Senior National Police officials reportedly believe the resulting volume of applications could cause the immigration system to break down.
“The system is going to collapse. This process is something no one in their right mind would initiate. Spain is an exception, that much is clear,” police officials in highly-affected areas told the press under the condition of anonymity.
They warned that the process is widely open to abuse, suggesting that regularized foreigners could charge illegal migrants to “pose as relatives. In other words, paying for papers and certificates.”
They also accused the government of deliberately reducing the police role in the process and transferring greater responsibility to the Ministry of Migration.
Under the proposed system, police would largely produce residence cards after applications had already been approved by immigration officials.
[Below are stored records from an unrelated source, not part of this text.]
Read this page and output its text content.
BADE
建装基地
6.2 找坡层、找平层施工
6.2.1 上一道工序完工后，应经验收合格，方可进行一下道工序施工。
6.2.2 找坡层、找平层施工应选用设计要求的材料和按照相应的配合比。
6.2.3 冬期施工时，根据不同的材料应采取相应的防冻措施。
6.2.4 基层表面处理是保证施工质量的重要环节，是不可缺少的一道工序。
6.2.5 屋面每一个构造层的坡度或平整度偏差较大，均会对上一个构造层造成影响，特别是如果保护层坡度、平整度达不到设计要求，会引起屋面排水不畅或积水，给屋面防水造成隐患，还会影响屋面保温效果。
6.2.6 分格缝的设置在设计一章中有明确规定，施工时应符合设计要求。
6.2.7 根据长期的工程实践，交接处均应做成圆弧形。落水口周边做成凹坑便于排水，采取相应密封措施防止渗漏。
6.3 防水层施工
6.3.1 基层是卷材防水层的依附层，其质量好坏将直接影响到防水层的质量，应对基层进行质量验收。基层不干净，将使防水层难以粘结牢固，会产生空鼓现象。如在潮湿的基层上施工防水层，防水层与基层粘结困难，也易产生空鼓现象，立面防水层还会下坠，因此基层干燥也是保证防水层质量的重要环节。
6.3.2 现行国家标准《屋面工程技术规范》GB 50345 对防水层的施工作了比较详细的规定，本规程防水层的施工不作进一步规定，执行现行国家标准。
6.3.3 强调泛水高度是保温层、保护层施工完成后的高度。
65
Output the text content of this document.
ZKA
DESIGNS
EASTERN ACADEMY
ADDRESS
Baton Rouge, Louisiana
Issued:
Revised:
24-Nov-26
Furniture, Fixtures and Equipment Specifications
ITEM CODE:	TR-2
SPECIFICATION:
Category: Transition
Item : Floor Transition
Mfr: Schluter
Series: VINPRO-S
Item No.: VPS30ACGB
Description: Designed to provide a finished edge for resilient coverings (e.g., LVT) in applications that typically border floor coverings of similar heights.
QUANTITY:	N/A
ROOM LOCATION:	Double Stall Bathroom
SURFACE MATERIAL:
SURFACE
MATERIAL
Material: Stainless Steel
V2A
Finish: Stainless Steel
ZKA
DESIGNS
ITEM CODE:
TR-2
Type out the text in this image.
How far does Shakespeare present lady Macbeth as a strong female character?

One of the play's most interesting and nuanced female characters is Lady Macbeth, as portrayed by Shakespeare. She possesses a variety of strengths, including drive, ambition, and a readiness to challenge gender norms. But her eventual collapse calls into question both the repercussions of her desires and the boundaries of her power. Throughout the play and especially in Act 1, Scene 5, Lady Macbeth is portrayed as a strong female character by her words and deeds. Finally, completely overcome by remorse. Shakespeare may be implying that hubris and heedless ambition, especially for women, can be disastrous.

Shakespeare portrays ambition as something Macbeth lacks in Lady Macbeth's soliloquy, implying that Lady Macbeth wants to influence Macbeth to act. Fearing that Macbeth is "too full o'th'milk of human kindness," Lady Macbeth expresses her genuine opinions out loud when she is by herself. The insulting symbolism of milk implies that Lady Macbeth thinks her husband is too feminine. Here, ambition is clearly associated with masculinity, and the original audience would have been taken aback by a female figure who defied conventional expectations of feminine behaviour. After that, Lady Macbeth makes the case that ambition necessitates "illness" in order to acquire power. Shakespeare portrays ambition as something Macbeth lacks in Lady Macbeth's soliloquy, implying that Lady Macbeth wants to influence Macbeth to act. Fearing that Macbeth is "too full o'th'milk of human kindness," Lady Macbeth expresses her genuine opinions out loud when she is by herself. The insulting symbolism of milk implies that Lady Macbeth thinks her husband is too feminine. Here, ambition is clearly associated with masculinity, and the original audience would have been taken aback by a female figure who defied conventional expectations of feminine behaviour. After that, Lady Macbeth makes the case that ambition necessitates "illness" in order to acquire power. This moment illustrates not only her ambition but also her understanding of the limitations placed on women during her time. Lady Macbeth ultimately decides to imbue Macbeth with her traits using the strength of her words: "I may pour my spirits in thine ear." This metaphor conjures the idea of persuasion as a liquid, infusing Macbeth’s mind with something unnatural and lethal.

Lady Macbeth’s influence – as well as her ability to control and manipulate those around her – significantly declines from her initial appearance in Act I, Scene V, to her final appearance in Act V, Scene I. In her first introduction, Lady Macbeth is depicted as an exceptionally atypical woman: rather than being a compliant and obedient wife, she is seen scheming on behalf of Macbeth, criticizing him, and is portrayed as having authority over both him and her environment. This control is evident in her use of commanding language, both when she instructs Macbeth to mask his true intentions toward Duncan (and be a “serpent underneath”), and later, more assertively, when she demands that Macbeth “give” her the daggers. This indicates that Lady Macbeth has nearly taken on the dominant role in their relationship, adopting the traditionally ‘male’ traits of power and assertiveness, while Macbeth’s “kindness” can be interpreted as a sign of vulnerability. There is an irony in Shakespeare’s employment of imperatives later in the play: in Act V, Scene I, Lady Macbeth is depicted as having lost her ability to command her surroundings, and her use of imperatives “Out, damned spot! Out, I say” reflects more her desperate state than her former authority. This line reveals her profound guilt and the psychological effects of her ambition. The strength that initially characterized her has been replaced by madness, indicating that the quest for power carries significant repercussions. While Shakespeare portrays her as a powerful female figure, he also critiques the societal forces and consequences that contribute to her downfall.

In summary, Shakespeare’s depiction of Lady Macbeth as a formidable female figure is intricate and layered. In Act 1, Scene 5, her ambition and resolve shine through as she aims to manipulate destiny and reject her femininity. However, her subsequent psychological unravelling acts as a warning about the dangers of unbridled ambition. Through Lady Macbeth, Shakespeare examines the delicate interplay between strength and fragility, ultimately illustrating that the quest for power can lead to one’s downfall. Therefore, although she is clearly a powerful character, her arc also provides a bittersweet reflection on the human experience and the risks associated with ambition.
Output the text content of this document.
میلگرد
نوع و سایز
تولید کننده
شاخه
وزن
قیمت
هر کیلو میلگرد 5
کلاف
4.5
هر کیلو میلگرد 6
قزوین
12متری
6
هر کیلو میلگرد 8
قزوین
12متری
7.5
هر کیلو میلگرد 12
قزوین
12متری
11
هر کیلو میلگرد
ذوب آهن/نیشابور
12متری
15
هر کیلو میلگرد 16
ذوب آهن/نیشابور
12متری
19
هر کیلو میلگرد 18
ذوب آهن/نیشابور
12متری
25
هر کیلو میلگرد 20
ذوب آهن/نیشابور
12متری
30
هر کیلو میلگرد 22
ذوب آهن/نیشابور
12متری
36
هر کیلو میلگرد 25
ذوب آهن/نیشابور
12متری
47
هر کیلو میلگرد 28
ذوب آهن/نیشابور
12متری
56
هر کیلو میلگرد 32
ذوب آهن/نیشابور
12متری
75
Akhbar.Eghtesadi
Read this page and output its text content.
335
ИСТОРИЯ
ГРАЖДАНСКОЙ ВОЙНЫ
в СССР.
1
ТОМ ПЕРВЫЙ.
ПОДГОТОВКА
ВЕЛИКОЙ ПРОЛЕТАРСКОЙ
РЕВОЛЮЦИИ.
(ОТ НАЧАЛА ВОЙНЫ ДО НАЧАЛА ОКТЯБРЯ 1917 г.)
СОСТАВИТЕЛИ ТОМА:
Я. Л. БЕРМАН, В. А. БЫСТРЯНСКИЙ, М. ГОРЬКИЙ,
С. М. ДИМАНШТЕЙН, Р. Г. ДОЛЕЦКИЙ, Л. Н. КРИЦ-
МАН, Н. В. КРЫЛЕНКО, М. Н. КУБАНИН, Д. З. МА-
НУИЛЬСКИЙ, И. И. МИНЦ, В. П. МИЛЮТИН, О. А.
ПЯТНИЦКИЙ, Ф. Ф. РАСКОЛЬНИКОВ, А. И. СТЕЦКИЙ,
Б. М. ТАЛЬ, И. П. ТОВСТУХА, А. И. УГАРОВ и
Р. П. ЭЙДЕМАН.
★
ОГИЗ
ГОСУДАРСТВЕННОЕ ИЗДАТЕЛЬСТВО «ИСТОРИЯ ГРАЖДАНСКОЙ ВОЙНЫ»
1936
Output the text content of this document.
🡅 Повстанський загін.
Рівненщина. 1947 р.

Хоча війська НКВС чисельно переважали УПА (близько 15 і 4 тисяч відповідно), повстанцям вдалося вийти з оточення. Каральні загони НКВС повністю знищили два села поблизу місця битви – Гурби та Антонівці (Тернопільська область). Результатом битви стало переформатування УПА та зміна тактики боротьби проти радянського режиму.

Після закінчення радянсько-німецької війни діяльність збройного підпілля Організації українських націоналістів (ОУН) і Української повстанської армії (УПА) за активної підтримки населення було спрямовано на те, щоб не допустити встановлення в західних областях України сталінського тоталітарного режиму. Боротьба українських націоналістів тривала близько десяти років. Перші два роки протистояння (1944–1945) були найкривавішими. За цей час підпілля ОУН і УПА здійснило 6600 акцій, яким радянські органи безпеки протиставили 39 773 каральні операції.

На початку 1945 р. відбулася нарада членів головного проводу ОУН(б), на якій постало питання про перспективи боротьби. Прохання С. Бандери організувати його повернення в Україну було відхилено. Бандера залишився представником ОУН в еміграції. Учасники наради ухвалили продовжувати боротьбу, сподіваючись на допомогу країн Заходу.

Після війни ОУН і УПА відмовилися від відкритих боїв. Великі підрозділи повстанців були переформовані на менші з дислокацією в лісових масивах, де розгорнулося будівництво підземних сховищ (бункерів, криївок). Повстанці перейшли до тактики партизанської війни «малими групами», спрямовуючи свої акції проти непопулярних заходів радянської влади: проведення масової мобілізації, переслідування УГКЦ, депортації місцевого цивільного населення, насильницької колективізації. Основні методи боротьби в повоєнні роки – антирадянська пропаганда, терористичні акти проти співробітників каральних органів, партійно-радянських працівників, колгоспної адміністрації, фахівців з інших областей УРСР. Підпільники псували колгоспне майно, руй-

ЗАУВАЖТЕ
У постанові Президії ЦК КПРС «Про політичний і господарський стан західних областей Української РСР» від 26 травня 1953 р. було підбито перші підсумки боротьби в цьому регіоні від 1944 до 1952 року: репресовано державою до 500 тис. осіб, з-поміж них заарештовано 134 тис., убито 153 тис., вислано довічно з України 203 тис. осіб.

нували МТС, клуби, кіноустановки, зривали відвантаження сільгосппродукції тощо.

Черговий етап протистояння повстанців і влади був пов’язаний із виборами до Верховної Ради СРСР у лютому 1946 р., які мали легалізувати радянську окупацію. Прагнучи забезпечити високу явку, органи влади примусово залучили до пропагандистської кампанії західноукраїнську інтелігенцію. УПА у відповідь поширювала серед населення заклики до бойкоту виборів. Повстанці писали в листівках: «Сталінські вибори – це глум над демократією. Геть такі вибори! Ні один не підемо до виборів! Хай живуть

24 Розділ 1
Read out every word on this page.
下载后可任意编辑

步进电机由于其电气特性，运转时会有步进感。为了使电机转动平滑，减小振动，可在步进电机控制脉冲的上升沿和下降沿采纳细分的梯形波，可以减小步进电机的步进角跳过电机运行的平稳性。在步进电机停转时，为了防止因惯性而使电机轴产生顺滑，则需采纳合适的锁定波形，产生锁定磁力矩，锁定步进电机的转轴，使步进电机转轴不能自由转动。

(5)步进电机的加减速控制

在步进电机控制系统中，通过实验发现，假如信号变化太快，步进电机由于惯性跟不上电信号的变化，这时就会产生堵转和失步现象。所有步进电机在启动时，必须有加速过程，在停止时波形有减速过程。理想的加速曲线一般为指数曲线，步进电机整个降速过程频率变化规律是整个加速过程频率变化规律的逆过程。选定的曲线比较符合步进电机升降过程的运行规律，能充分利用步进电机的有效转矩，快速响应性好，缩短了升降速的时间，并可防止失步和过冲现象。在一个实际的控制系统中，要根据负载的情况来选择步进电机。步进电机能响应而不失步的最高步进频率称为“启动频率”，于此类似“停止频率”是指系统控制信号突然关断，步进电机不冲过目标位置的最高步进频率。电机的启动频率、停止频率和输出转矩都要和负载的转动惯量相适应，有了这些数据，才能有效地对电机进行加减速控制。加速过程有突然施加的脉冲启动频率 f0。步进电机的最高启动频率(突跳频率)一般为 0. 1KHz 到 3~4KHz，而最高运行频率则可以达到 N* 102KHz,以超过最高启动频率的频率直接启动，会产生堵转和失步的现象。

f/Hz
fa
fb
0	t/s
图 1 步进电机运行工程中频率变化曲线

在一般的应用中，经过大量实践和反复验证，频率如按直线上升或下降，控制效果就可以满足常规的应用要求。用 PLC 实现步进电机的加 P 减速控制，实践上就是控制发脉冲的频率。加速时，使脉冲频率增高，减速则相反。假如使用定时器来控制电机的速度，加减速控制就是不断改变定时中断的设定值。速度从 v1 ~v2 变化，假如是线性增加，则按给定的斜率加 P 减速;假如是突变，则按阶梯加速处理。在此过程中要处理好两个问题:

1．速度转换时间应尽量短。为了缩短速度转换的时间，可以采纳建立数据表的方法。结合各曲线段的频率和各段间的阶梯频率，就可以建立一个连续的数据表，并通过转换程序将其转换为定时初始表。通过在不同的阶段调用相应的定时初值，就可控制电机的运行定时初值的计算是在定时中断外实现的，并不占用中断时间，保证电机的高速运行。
The senior officers argued that ministry personnel lack the specialist training needed to verify foreign documents and criminal records properly.
The National Police’s General Commissariat for Immigration and Borders had previously challenged the government’s justification for treating the measure as an urgent social emergency, under which Sánchez passed the amnesty by royal decree, effectively bypassing any parliamentary oversight.
An internal report, cited by El Mundo, warned that a regularization on this scale could encourage further illegal migration, create public-order concerns and place additional pressure on healthcare, schools and social services.
The report argued that the number of applicants and the short processing deadlines were incompatible with the state’s ability to absorb them.
Remix News reported last month that more than one million applications had already been submitted after the government introduced the measure.
Successful applicants would gain the right to travel within the Schengen Area, prompting criticism from conservative politicians elsewhere in Europe.
Vox leader Santiago Abascal accused Sánchez of attempting to expand the future electorate by eventually granting citizenship to large numbers of foreign residents.
Polish MEP Anna Bryłka argued that Spain’s policy could allow newly regularized migrants to move elsewhere in Europe and said the decision threatened the functioning of the Schengen system.
An earlier National Police analysis, reported by Remix News in February, estimated that between one million and 1.35 million people could qualify directly for the program.
That estimate included between 750,000 and one million migrants already living illegally in Spain, as well as up to 350,000 asylum seekers.
Applicants are generally required to show that they have lived in Spain for at least five months and do not have a criminal record.